Wick, Ecosse Anatomie d'une solitude Solo

La noblesse. De quoi est-il vraiment question si l’on s’y intéresse ? Dans son monde, le sang est la marque unique porteuse d’un concept que seuls les moldus connaissent. Car les sorciers, même inconsciemment, s’estiment tous, à des degrés divers, porteurs de cette affectation que l’on nomme la magie. Mais la noblesse ne se détermine pas uniquement par la pureté de son sang, idée que les sorciers ont longtemps interprétée comme la seule identité réelle de ce qu’ils sont. Le vrai sorcier l’est par son ascendance. Tel était le monde de Salazar Serpentard.
A l’époque d’Ivanovna, il semble que tout soit bouleversé mais il n’est pas sûr qu’elle adhère à la nouvelle vision officielle. De toute manière, elle s’en fiche un peu. A ses yeux, le débat n’a pas de raison d’être. Des deux côtés de sa famille, les sorciers le sont depuis plusieurs générations. Elle ne connaît pas bien Monsieur d’Arby mais alors qu’elle plane lentement sur son balai, et que son vol retour n’est qu’une promenade, elle médite à cette après-midi de salon durant laquelle il fut question de se défendre plus que de se découvrir. A ses yeux, il n’est pas de si ancienne noblesse qu’elle, il se peut même qu’il soit né moldu. Peu lui importe, c’est un grand sorcier. Mais il est manipulateur et inquisiteur sans en avoir l’air. La grandeur ne réside pas dans le fait de prétendre vouloir l’aider. Même s’il va jusqu’à proposer. Ce qu’elle voudrait, personne ne pourra le lui offrir. Car on ne remonte jamais le temps. On ne peut qu’accompagner sa fuite en avant inexorable.

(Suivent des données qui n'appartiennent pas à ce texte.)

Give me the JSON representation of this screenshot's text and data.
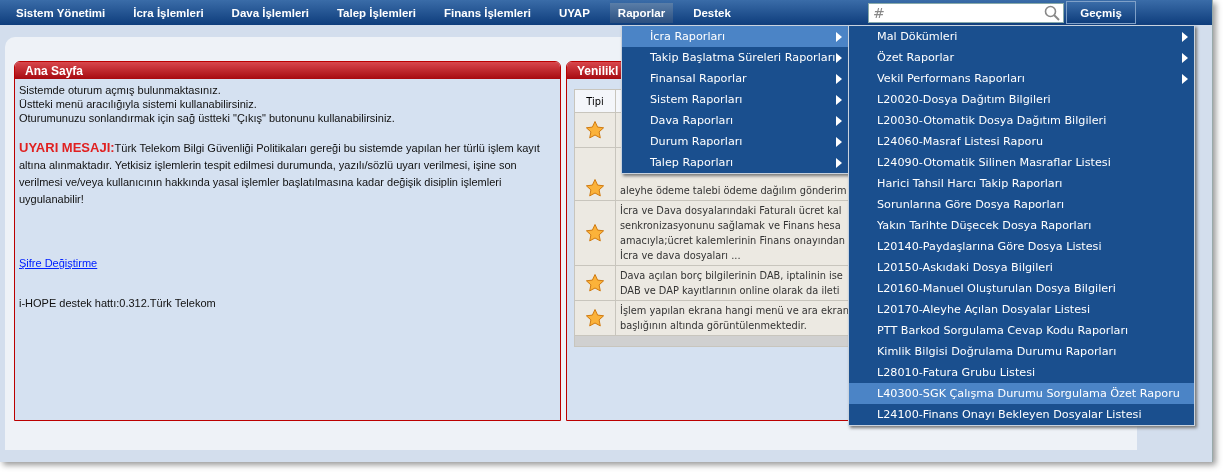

Ivanovna comprend qu’il lui faut trancher dans le vif, rompre des liens qui n’existent plus que virtuellement et qu’elle est désormais la seule à maintenir. La seule à maintenir et surtout la seule pouvant les faire durer. Le sang Gunnray coule en elle, la jeune femme se doit de le perpétuer. Mais on ne trouve pas un mari digne de ce nom comme on trouverait un emploi. Elle comprend qu’il lui faut en outre un homme à la noblesse irréprochable. Mais sa vie n’est pas faite de bals quotidiens qui par leur déroulement rituel donnent à tous la possibilité de trouver son prochain. Elle doit imaginer un moyen. Il lui faudra du temps, de la patience et beaucoup de courage car l’amour est désormais un composant dont elle ne devra pas espérer disposer. Tout au plus peut-elle fantasmer qu’au fil de sa vie le père de ses enfants finisse par être aimable. Mais la priorité sera donnée à la raison. Voilà bien le sacrifice qui lui incombe. Et sa noblesse est là, non pas baisser les bras pour se rendre. Au contraire, l’idée d’avoir à offrir son ventre en réceptacle lui convient parfaitement. Elle sera le chaudron et ses enfants, car elle en aura plusieurs, y grandiront d’abord avant de prendre vie.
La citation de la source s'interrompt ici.